July 5 (UPI) -- Researchers at MIT have developed Lego-like devices -- referred to as "plug-and-play" -- that easily can perform diagnostic tests at a fraction of the cost of traditional methods.
MIT's Little Devices Lab in Massachusetts engineered the system, called Ampli blocks, that can, for example, be altered to test blood glucose levels in diabetic patients or detect viral infection. They are working on additional devices to detect cancer, the Zika virus, malaria, Lyme disease and other infectious diseases.
The devices cost about 6 cents for four blocks and, unlike traditional diagnostic methods, they don't require refrigeration or special handling -- which means they could be particularly useful in the developing world.
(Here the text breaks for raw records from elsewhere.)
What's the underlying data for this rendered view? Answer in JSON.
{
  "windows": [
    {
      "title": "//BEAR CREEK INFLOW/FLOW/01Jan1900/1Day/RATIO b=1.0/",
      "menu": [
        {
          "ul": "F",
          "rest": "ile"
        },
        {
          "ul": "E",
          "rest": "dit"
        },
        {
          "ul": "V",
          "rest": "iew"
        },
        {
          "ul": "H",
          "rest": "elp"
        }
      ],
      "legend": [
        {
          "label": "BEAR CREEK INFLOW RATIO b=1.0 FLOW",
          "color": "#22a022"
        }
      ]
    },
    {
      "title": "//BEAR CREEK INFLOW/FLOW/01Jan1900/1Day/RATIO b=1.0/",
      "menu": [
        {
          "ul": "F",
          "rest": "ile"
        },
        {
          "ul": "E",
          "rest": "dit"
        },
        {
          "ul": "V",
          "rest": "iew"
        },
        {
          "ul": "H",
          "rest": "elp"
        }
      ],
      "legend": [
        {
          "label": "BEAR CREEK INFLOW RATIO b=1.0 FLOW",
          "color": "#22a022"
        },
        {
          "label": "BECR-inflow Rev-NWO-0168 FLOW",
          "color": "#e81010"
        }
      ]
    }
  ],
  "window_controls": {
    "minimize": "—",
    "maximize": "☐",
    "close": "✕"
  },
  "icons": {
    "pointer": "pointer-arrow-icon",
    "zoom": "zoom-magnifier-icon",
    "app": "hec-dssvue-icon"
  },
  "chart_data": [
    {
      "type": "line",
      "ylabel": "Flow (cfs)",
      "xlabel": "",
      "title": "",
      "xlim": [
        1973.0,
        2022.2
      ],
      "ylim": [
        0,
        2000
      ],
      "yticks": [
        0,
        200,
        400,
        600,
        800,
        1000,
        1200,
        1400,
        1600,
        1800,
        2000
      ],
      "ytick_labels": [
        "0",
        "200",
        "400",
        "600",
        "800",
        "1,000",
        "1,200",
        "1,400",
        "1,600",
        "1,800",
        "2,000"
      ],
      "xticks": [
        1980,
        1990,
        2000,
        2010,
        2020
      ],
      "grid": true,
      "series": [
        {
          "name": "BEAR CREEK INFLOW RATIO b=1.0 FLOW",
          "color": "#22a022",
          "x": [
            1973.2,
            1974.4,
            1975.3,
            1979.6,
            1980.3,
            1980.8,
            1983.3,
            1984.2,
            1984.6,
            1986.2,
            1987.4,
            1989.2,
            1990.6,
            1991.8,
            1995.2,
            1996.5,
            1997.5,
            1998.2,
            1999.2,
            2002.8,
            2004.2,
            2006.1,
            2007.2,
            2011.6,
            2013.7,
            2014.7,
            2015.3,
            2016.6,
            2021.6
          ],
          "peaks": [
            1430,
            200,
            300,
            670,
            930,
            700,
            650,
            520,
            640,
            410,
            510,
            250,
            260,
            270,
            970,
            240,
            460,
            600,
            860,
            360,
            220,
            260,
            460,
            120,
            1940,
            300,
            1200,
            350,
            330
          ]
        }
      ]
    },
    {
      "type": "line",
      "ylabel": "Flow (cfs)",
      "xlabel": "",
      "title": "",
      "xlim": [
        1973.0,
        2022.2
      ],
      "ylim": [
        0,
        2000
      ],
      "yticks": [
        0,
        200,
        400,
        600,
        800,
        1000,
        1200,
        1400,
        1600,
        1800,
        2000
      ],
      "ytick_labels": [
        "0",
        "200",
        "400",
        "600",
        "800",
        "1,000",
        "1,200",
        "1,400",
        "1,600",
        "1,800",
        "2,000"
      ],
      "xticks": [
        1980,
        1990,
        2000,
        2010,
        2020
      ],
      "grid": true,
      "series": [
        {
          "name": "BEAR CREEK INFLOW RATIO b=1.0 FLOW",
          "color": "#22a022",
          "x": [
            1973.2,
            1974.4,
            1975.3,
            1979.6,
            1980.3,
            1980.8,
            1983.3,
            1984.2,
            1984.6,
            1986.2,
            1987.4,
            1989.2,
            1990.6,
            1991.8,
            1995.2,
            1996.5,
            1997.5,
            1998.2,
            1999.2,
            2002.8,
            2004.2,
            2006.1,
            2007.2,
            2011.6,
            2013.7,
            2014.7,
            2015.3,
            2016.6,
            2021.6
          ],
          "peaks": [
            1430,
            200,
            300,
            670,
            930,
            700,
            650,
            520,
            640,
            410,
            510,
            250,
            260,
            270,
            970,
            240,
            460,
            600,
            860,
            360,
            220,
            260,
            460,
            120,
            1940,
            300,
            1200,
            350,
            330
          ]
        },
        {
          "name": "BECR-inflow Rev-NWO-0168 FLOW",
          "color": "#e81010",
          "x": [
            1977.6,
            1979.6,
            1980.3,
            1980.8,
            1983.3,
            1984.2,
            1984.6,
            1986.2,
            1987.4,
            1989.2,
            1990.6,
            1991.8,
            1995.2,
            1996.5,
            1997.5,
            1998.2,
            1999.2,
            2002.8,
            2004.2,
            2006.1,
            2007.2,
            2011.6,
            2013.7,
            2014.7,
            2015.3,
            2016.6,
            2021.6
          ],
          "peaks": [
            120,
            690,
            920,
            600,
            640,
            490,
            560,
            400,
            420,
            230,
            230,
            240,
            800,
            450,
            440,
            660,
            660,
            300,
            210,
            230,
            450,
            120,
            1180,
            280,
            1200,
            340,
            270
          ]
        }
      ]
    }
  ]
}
"The rapid diagnostic market is roughly $20 billion-plus globally and growing," Jose Gomez-Marquez, co-director of the Little Devices lab, told UPI. "The scalable techniques of crafting each diagnostic market have remained stuck in the last 20 years. We're making it easier for labs around the world to generate their own rapid diagnostics."
Gomez-Marquez, senior author of a proof-of-concept paper published in Avanced Healthcare Materials, said he's not aware of similar devices under development.
During the last decade, other researchers have worked on small, portable diagnostic devices with chemical reactions that occur on paper strips, similar to those used in home pregnancy tests. But Gomez-Marquez said many of the devices are not designed with large-scale manufacturability in mind, including mass production for diseases that don't affect large numbers of people.
"Some very good work has been done in generating modular silicone-based microfluidics," Gomez-Marquez said. "Paper remained elusive because everyone has focused on the simplicity of paper, not the time and dexterity it takes to tune the engineering around paper."
The Little Devices Lab researchers created about 40 different building blocks and color-coded them by function.
The blocks include a sheet of paper or glass fiber sandwiched between a plastic or metal block and a glass cover. The blocks are about half an inch on each side -- some include channels for samples to flow straight through, others some have turns or other features -- and they snap together along any edge.
"We've had 5-year-olds assemble the blocks and run basic chemical assays through them," Gomez-Marquez said. "Our library of available reaction is growing, and making an assay can be as simple as connecting Ampli blocks together. Eventually advanced users will want to tune and modify the underlying chemistry which requires some more exposure to basic biochemistry methods to deposit new reagents into the system."
He said users won't require any training "if we do a good job."
Aside from being inexpensive to make, researchers say the blocks outperform some previous versions of paper diagnostic devices. They found a sample can be run over a test strip multiple times, enhancing the signal. For example, urine and saliva samples dilute more than blood samples.
The researchers plan to eventually launch a company to manufacture and distribute the kits, which they expect will allow others to use the blocks to generate their own tests and reactions.
In the meantime, the lab is giving the devices away to qualified users in beta kits, including to labs in Chile and Nicaragua, where they have been used to develop devices to monitor patient adherence to TB treatment and to test for a genetic variant that makes malaria more difficult to treat.
"We aim to demystify the process of rapid point of care generation and replication and make it as easy to use as a medicine cabinet thermometer," Gomez-Marquez said.
"We're currently starting by partnering with local retail laboratories around the world that already do routine assay work and have not been able to generate rapid tests, only use them. Eventually, we see just-in-time manufacturing and design of Ampli tests as an extension of a how patients get personalized medical treatment."